Laurelbrook Farm Compost ProjectHB
This project uses manure separating and compost technology to reduce greenhouse gas emissions and improve the financial outlook for one of Connecticut’s few remaining dairy farms.
Carbon Project Type: Farm Methane Avoidance
Location: East Canaan, Connecticut, U.S.A.
Volume: 2,000 metric tons
Standard: Verified Carbon Standard
In today’s economy, small, family-owned farms need additional help and support to operate successfully. Costs—including energy and bedding for animals—are increasing. Environmental concerns like manure runoff, odor, and pathogens can be problems, and agriculture accounts for an estimate 6% of U.S. greenhouse gases.
Laurelbrook Farm, located in East Canaan, Connecticut, is a third-generation dairy farm that was founded in 1948 by the Jacquier family. They have approximately 800 milking cows, 240 heifers, and 50 dry cows. The farm spans 275 acres, which is not enough land to field spread the manure generated by the herd. For this reason, the farm began some limited composting of manure three years ago as an alternative to trucking manure to other farms. The compost was made by separating manure solids with a simple separator. Wood chips were added to the material to achieve the correct balance of ingredients for effective composting. As the mix heated up and decomposed, it was turned several times.
Unfortunately, this separator had broken down and could not have been repaired economically. Learning of the opportunity to sell the greenhouse gas reductions that would result from restored operations, the Jacquiers decided to restore the composting operation with a more efficient, multi-stage solids-separating system.
Robert Jacquier, who oversees the farm, said: “We believe the composting operation is the best way to take full advantage of the nutrients in the waste stream while significantly reducing the environmental threat posed by manure decomposition and nutrient run-off. It’s a difficult time to operate a dairy farm, but we take pride in taking the best care of our animals and being good stewards of the land.”
This advanced process allows the farm to both compost a higher percentage of the manure and produce better compost.
“We’re not the only dairymen who are composting, but it is this sort of innovation that farmers need to consider. We’re proud to have figured out how to get the composting up and running again, and we’re pleased to be working with NativeEnergy,” Jacquier added.
With the promise of upfront revenues from NativeEnergy’s Help Build™ carbon offset sales, the new separating equipment was installed and the system began operating in early summer 2010.

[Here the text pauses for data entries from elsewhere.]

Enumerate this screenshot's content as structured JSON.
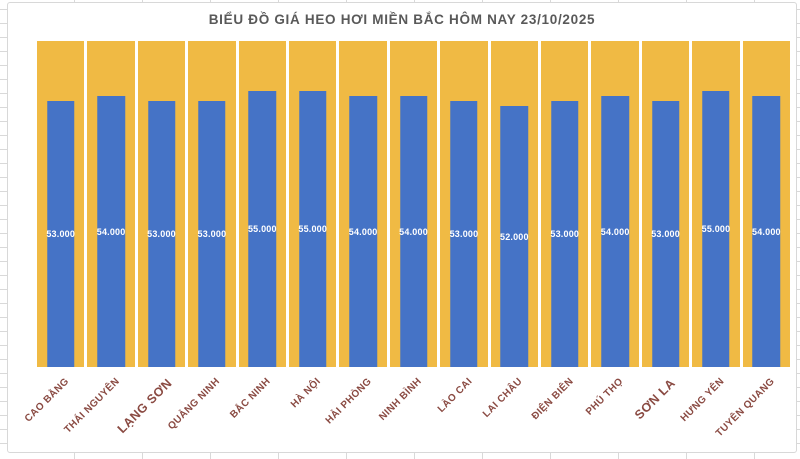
{
  "chart_data": {
    "type": "bar",
    "title": "BIỂU ĐỒ GIÁ HEO HƠI MIỀN BẮC HÔM NAY 23/10/2025",
    "categories": [
      "CAO BẰNG",
      "THÁI NGUYÊN",
      "LẠNG SƠN",
      "QUẢNG NINH",
      "BẮC NINH",
      "HÀ NỘI",
      "HẢI PHÒNG",
      "NINH BÌNH",
      "LÀO CAI",
      "LAI CHÂU",
      "ĐIỆN BIÊN",
      "PHÚ THỌ",
      "SƠN LA",
      "HƯNG YÊN",
      "TUYÊN QUANG"
    ],
    "values": [
      53000,
      54000,
      53000,
      53000,
      55000,
      55000,
      54000,
      54000,
      53000,
      52000,
      53000,
      54000,
      53000,
      55000,
      54000
    ],
    "value_labels": [
      "53.000",
      "54.000",
      "53.000",
      "53.000",
      "55.000",
      "55.000",
      "54.000",
      "54.000",
      "53.000",
      "52.000",
      "53.000",
      "54.000",
      "53.000",
      "55.000",
      "54.000"
    ],
    "xlabel": "",
    "ylabel": "",
    "ylim": [
      0,
      65000
    ],
    "grid": false,
    "legend": "none",
    "value_label_position": "center-inside",
    "category_label_rotation_deg": -45,
    "emphasized_categories": [
      "LẠNG SƠN",
      "SƠN LA"
    ],
    "colors": {
      "bar": "#4573c6",
      "track": "#f0ba44",
      "title_text": "#595959",
      "value_label_text": "#ffffff",
      "category_label_text": "#8a4a42",
      "sheet_gridline": "#d9d9d9",
      "chart_background": "#ffffff"
    }
  }
}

Sustainable Development Benefits
This project will reduce 2,000 tons of greenhouse gas emissions per year. The separator equipment removes a large portion of the volatile manure solids before the manure goes into storage, reducing the methane emissions that would otherwise be emitted. When volatile solids in the waste stream break down anaerobically (without oxygen) in the manure slurry storage tank, they produce methane, a greenhouse gas 21 times more powerful than carbon dioxide. The separation of the solids and aerobic decomposition largely eliminates methane gas formation, resulting in an important reduction in the greenhouse gases produced by the animal waste.
In addition, this project produces all of the bedding needed for the dairy cows, greatly reducing bedding and manure trucking costs. This supports the farm’s continuing operation and helps maintain the traditional community. In addition, local gardeners can purchase the natural fertilizer produced by the farm and need not rely on chemical ones.
This project is a collaborative effort among NativeEnergy, the Jacquier family at Laurelbrook Farm, Integrity Ag Systems, and everyone who purchased NativeEnergy’s Help Build™ carbon offsets from the Laurelbrook Farm Compost Project.
Validation and Verification
This project is validated to the Verified Carbon Standard. The carbon offsets generated by the project are being third-party verified periodically over the project life. The project is registered with the Markit Environmental Registry.
This project meets NativeEnergy’s stringent additionality criteria, as our funding was necessary to the project’s implementation.